Friday 16 November 2012

Sorry, but who's memory lane am I strolling down??

One of the things I love about research is that sometimes, some concept or idea you're thinking about in connection with your thesis translates to something happening in your everyday life and makes you consider it differently. Thoughts sprout and connect and you reach conclusions that may previously have escaped you .... Whether they are in any way insightful or bare any relevance to your actual work is another matter.

At the moment I'm working on a paper I'm going to deliver at a conference next year. I've been reading and thinking about memory and nostalgia and the way they are constructed. Specifically I'm looking at media representations of the Women's Land Army and the way they affect our recollections of it. I've been thinking about the idea that within a cultural group there is always a dominant memory, always an accepted cultural discourse or version of events that is generally accepted and passed on. In the case of the WLA there is general fondness and pride in a group of women remembered to be selfless, hard working and eager to serve their country. Even those of us who are far too young to have actual memories of the WLA and are not related to anyone who served in it, if they have ever thought about it, would usually describe similar emotions and feelings about the WLA. This is not to suggest that the WLA isn't deserving of those sentiments by any means, but rather it got me thinking about the ways and reasons we accept memories, or perceived versions of events that aren't our own and even draw pleasure from them.

Two of my favourite programmes on TV recently have been 'Fresh Meat' and 'Mrs Brown's Boys' and part of their attraction for me have been the elements of familiarity and nostalgia that I draw from them. As far as I am aware whilst I was an under-graduate, neither I, nor any of my friends, slept with a lecturer, drove a housemate on a massive acid trip across the country to see a dying horse or drilled through a woman's cheek with a dental drill. However, when I watch Fresh Meat I am filled with a warm 'aaah uni' feeling.

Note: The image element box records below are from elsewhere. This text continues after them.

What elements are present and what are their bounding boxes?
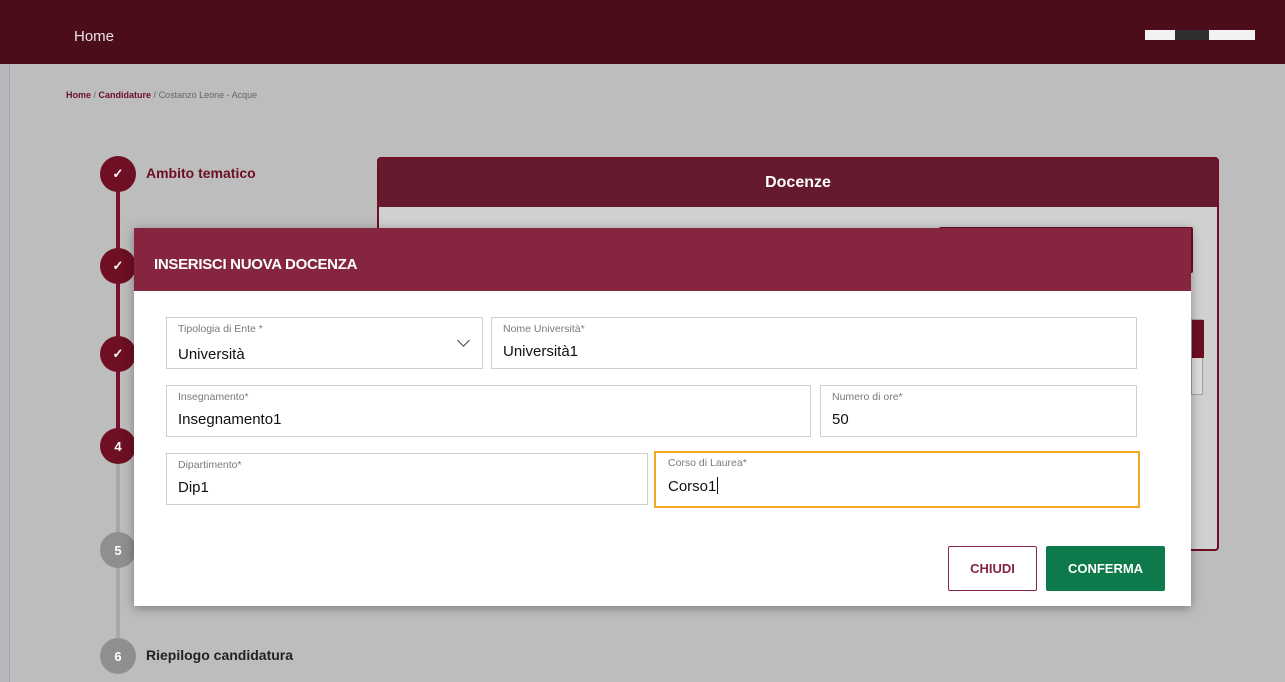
corso-laurea-input[interactable]: Corso di Laurea* Corso1	[654, 451, 1140, 508]
confirm-button[interactable]: CONFERMA	[1046, 546, 1165, 591]
step-2-check-icon[interactable]: ✓	[100, 248, 136, 284]
step-1-check-icon[interactable]: ✓	[100, 156, 136, 192]
insegnamento-value: Insegnamento1	[178, 411, 282, 428]
nav-home-link[interactable]: Home	[74, 28, 114, 45]
step-6-label[interactable]: Riepilogo candidatura	[146, 647, 293, 663]
dipartimento-label: Dipartimento*	[178, 459, 242, 471]
insegnamento-input[interactable]: Insegnamento* Insegnamento1	[166, 385, 811, 437]
nome-universita-label: Nome Università*	[503, 323, 585, 335]
docenze-card-title: Docenze	[379, 159, 1217, 207]
dipartimento-value: Dip1	[178, 479, 209, 496]
breadcrumb-home[interactable]: Home	[66, 90, 91, 100]
close-button[interactable]: CHIUDI	[948, 546, 1037, 591]
page-edge	[0, 0, 10, 682]
breadcrumb-separator: /	[91, 90, 99, 100]
nome-universita-input[interactable]: Nome Università* Università1	[491, 317, 1137, 369]
corso-laurea-value-wrap: Corso1	[668, 477, 719, 495]
tipologia-ente-label: Tipologia di Ente *	[178, 323, 263, 335]
breadcrumb-separator: /	[151, 90, 159, 100]
breadcrumb-candidature[interactable]: Candidature	[99, 90, 152, 100]
step-5-marker[interactable]: 5	[100, 532, 136, 568]
tipologia-ente-value: Università	[178, 346, 245, 363]
breadcrumb: Home / Candidature / Costanzo Leone - Ac…	[66, 90, 257, 100]
breadcrumb-current: Costanzo Leone - Acque	[158, 90, 258, 100]
user-name-redacted[interactable]	[1145, 30, 1255, 40]
docenze-table	[1191, 319, 1204, 395]
step-1-label[interactable]: Ambito tematico	[146, 165, 256, 181]
new-docenza-modal: INSERISCI NUOVA DOCENZA Tipologia di Ent…	[134, 228, 1191, 606]
top-navbar: Home	[0, 0, 1285, 64]
corso-laurea-value: Corso1	[668, 478, 717, 495]
text-caret	[717, 477, 719, 494]
stepper-connector	[116, 190, 120, 458]
dipartimento-input[interactable]: Dipartimento* Dip1	[166, 453, 648, 505]
step-3-check-icon[interactable]: ✓	[100, 336, 136, 372]
step-6-marker[interactable]: 6	[100, 638, 136, 674]
step-4-marker[interactable]: 4	[100, 428, 136, 464]
tipologia-ente-select[interactable]: Tipologia di Ente * Università	[166, 317, 483, 369]
numero-ore-input[interactable]: Numero di ore* 50	[820, 385, 1137, 437]
numero-ore-value: 50	[832, 411, 849, 428]
corso-laurea-label: Corso di Laurea*	[668, 457, 747, 469]
insegnamento-label: Insegnamento*	[178, 391, 249, 403]
numero-ore-label: Numero di ore*	[832, 391, 903, 403]
chevron-down-icon[interactable]	[457, 334, 470, 347]
nome-universita-value: Università1	[503, 343, 579, 360]
modal-title: INSERISCI NUOVA DOCENZA	[134, 228, 1191, 291]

Similarly, with Mrs. Brown's Boys, I have never experienced what its like to have an Irish 'Mammy' - my family is originally Irish but you have to go back a fair few generations to find any green blood in our veins. Neither my beautiful Mother or either of my wonderful Grandmothers get up to wild shenanigans or are nearly as foul mouthed - although they do come out with some cracking expressions - and I would imagine it is the same for the majority of the audience of that show.

None of the experiences portrayed in these two shows are my own and yet I relate to them as reflective and reminiscent of my own experience of family life and life as an under-graduate. Part of the appeal is obviously the farcical situations and exaggerated characters common to most comedies, however, for me there is more to it. Those on screen are not my memories or my feelings and yet I accept them almost as something similar and take greater enjoyment from them as a result. Of course there are elements that pretty much anyone could engage with whether the content of the shows bore any relevance to their actual life or not. However the secondary and I think deeper level of appeal of both programmes is the nostalgia factor - we look at the overblown caricatures and see traces or characteristics of people we know and so identify with them on a new level and almost accept them as a credible, if exaggerated, version of events.

There are exceptions to every rule and this case it is the exceptions that, prove the point. There will be people who find no relation with what they see on the screen, and declaim loudly that 'that's not what uni/family life is like!' however they are usually the minority - the fact that most people accept a version events that in all honesty cannot really relate that closely to their own experiences becomes more apparent in the light of those wont accept it. Is it just that we like to feel that our feelings and experiences are common ones and likely to be similar to those of other people? Is it that individual memory is never perfect and so we accept something vaguely similar to our own experiences even though it may not be entirely accurate? Is it that we like to construct narratives and order our life experiences in an effort to make sense of who we are and if those narratives are corroborated by others we feel more validated as a person? ..... I don't know. Thankfully I have until next March to get my thoughts in order before the conference and in the mean time, this is just an interesting thought cropping up from my research.